Dimension Types are now ignored in the API, however, they are still available for backwards compatibility.

Known Issues

If you were previously using the machine learning debian repository, then it will conflict with the version of libcudnn7 that is contained within the local repository for TensorRT. The following commands will downgrade libcudnn7 to version 7.0.5.15, which is supported and tested with TensorRT, and hold the package at this version. If you are using CUDA 8.0 for your application, ensure you replace cuda9.0 with cuda8.0.
```
sudo apt-get install libcudnn7=7.0.5.15-1+cuda9.0 libcudnn7-dev=7.0.5.15-1+cuda9.0
sudo apt-mark hold libcudnn7 libcudnn7-dev
```
If you would like to later upgrade libcudnn7 to the latest version, then you can use the following commands to remove the hold.
```
sudo apt-mark unhold libcudnn7 libcudnn7-dev
sudo apt-get dist-upgrade
```
If you have both the CUDA 8.0 and CUDA 9.0 local repos installed for TensorRT, then you will need to execute an additional command to install the CUDA 8.0 version of TensorRT and prevent it from upgrading to the CUDA 9.0 version of TensorRT.
```
sudo apt-get install libnvinfer4=4.1.0-1+cuda8.0 libnvinfer-dev=4.1.0-1+cuda8.0
sudo apt-mark hold libnvinfer4 libnvinfer-dev
```
If you installed the dependencies for the TensorRT python examples using pip install tensorrt[examples] then it could replace the GPU accelerated version of TensorFlow with the CPU accelerated version of TensorFlow. You will need to remove the version of TensorFlow installed as a TensorRT dependency and install the GPU accelerated version in its place.
```
pip uninstall tensorflow
pip install tensorflow-gpu
```
SampleNMT
- Performance is not fully optimized
- SampleNMT does not support FP16
- The vocabulary files are expected to be in the ../../../../data/samples/nmt/deen directory from the executable. The sample doesn’t print usage if vocabulary files are not present in the above mentioned path. For more information, see the README.txt file for usage details.
SampleMLP
- Performance is not fully optimized
- SampleMLP does not support FP16
- The accuracy of MLPs for handwritten digit recognition is lower than CNNs, therefore, the sample may give an incorrect prediction in some cases.

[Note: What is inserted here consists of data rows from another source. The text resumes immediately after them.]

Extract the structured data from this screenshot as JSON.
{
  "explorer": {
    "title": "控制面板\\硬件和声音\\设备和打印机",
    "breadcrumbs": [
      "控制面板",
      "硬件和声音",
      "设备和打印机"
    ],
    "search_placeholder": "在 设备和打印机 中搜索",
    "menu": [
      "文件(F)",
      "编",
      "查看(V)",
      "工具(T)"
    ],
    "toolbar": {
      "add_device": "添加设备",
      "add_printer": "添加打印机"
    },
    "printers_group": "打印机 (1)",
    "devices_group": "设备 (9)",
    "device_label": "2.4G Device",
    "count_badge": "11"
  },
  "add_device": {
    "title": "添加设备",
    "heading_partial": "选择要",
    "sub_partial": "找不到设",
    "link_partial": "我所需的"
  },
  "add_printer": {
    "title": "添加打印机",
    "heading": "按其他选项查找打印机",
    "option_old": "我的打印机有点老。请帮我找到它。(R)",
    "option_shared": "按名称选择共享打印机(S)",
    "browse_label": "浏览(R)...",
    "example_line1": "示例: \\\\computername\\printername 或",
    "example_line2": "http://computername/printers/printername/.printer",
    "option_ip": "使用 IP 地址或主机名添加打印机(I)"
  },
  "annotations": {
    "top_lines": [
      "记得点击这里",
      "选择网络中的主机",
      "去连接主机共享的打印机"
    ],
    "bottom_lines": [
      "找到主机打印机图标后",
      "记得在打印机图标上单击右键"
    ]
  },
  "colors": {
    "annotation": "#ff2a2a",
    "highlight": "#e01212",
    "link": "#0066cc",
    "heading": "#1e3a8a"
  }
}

- SampleMLP usage has incorrect details on the -a parameter. It should be -a <#>. The activation to use on the layers, defaults to 1. Valid values are 1[ReLU], 2[Sigmoid], and 3[TanH]; instead of -a <#>. The activation to use in on the layers, defaults to 1. Valid values are 0[ReLU], 1[Sigmoid], and 2[TanH].
- The timing information printed by the sample may not be accurate.
Performance regressions
- A 5% slowdown was observed on AlexNet when running on GP102 devices with batch size 2 using the Caffe parser.
- A 5% to 10% slowdown was observed on variants of inception, some instances of ResNet, and some instances of SSD when using the UFF parser.